Baca artikel IDN Times lainnya di IDN App
For
You

Jurus Kue Dadar Gulung Ala Diplomat Azis Nurwahyudi

IDN Times/Vanny El Rahman

Jakarta, IDN Times- “How I can go there? Bagaimana saya bisa ke sana?” tanya Azis muda saat mendapat kiriman surat dengan perangko berlatar belakang Amerika Serikat. Kala itu, pria dengan nama lengkap Azis Nurwahyudi masih duduk di kelas enam bangku sekolah dasar (SD). Keindahan panorama negeri Paman Sam, dalam kertas tempel berukuran 3x3 centimeter itu, menunjukkan betapa dirinya sangat ingin mengelilingi dunia saat dewasa nanti.

“Kemudian saya bertanya. Nah saya diberi tahu kalau ada profesi yang bisa mengantarkan saya ke luar negeri, namanya diplomat. Akhirnya, sejak itu, satu-satunya cita-cita saya dari dulu hingga sekarang adalah menjadi diplomat,” kata Azis kepada IDN Times, di kantornya yang barada di ruas Jalan Taman Pejambon, Jakarta Pusat, Kamis (7/6).

Segala jerih payah Azis terbayar sudah. Tahun 1994, Azis resmi menjadi pegawai di Kementerian Luar Negeri (Kemenlu). Sebagai siswa Sekolah Dinas Luar Negeri (Sekdilu) angkatan 20, Azis pertama kali bertugas di Direktorat Protokol dan Konsuler sebelum bertugas di Australia, Belanda, hingga Republik Ceko. 24 tahun berlalu, kini alumni Universitas Gadjah Mada itu menjabat sebagai Direktur Diplomasi Publik.

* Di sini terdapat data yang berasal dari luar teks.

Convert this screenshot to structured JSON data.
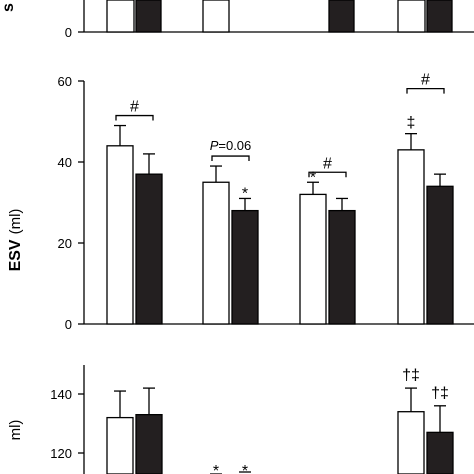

Ingin mengenal Azis Nurwahyudi lebih jauh? Yuk cari tahu di bawah ini.

1. Terlahir sebagai diplomat

IDN Times/Vanny El Rahman

2. Memperkenalkan kue dadar gulung di Republik Ceko

IDN Times/Vanny El Rahman

Segudang kisah menarik nan lucu tentu dirasakan oleh Azis selama bertugas di luar negeri. Penempatan pertamanya di KBRI Canberra, bertugas di bidang penerangan dan sosial budaya, memberikan pandangan baru dalam karier diplomatya. Seakan tersadar bahwa passion Azis adalah memperkenalkan wajah kebudayaan Indonesia.

Salah satu kisah menarik adalah tatkala dia bertugas di Praha, Republik Ceko.

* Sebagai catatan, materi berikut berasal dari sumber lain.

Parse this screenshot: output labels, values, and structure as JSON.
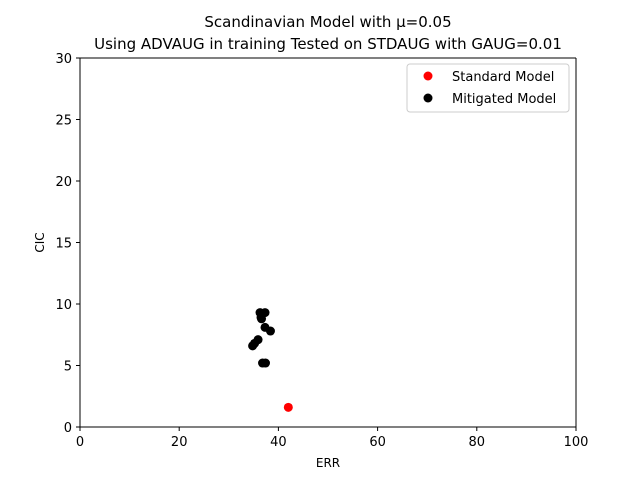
{
  "chart_data": {
    "type": "scatter",
    "title_lines": [
      "Scandinavian Model with μ=0.05",
      "Using ADVAUG in training Tested on STDAUG with GAUG=0.01"
    ],
    "xlabel": "ERR",
    "ylabel": "CIC",
    "xlim": [
      0,
      100
    ],
    "ylim": [
      0,
      30
    ],
    "xticks": [
      0,
      20,
      40,
      60,
      80,
      100
    ],
    "yticks": [
      0,
      5,
      10,
      15,
      20,
      25,
      30
    ],
    "grid": false,
    "legend_position": "top-right",
    "series": [
      {
        "name": "Standard Model",
        "color": "#ff0000",
        "points": [
          [
            42.0,
            1.6
          ]
        ]
      },
      {
        "name": "Mitigated Model",
        "color": "#000000",
        "points": [
          [
            36.3,
            9.3
          ],
          [
            37.3,
            9.3
          ],
          [
            36.5,
            8.9
          ],
          [
            36.6,
            8.8
          ],
          [
            37.3,
            8.1
          ],
          [
            38.4,
            7.8
          ],
          [
            35.9,
            7.1
          ],
          [
            35.2,
            6.8
          ],
          [
            34.8,
            6.6
          ],
          [
            36.8,
            5.2
          ],
          [
            37.4,
            5.2
          ]
        ]
      }
    ]
  }
}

“Di Praha, ketika kita pergi ke suatu daerah, yang mereka tahu dengan Indonesia hanyalah Soekarno, padahal itu kan sudah lama sekali. Jadi tantangan saya adalah memperkenalkan bahwa Indonesia sudah jauh lebih maju,” terang Azis seakan mengingat masa-masanya saat bertugas di Ceko. Melalui diplomasi film, fashion, dan makanan, Azis terus menampilkan sisi modern yang dimiliki Indonesia.

“Nah, kalau makanan ada cerita lucu. Ternyata, orang Ceko suka dengan kue dadar gulung, saya baru tahu itu. Waktu itu pernah ada tamu 50 orang ke kedutaan, kemudian saya diminta untuk buatkan kue dadar gulung sebanyak 200 buah. Terus saya ditegur oleh Dubes karena kuenya habis, ya saya bilang padahal dibuatnya lebih, eh ternyata mereka menyukai kue itu,” ceritanya.

Usut punya usut, rupanya Ceko memiliki makanan serupa kue dadar gulung bernama Palatschinke. “Tapi menurut mereka kue dadar gulung lebih enak. Jadi mereka seakan melihat bentuk lain dari makanan tradisional mereka. Syukur, sebelum saya bertugas di sana, setiap tahunnya ada 2000 wisatawan asal Indonesia. Setelah bertugas, wisatawan mencapai 10.000 pertahun,” katanya.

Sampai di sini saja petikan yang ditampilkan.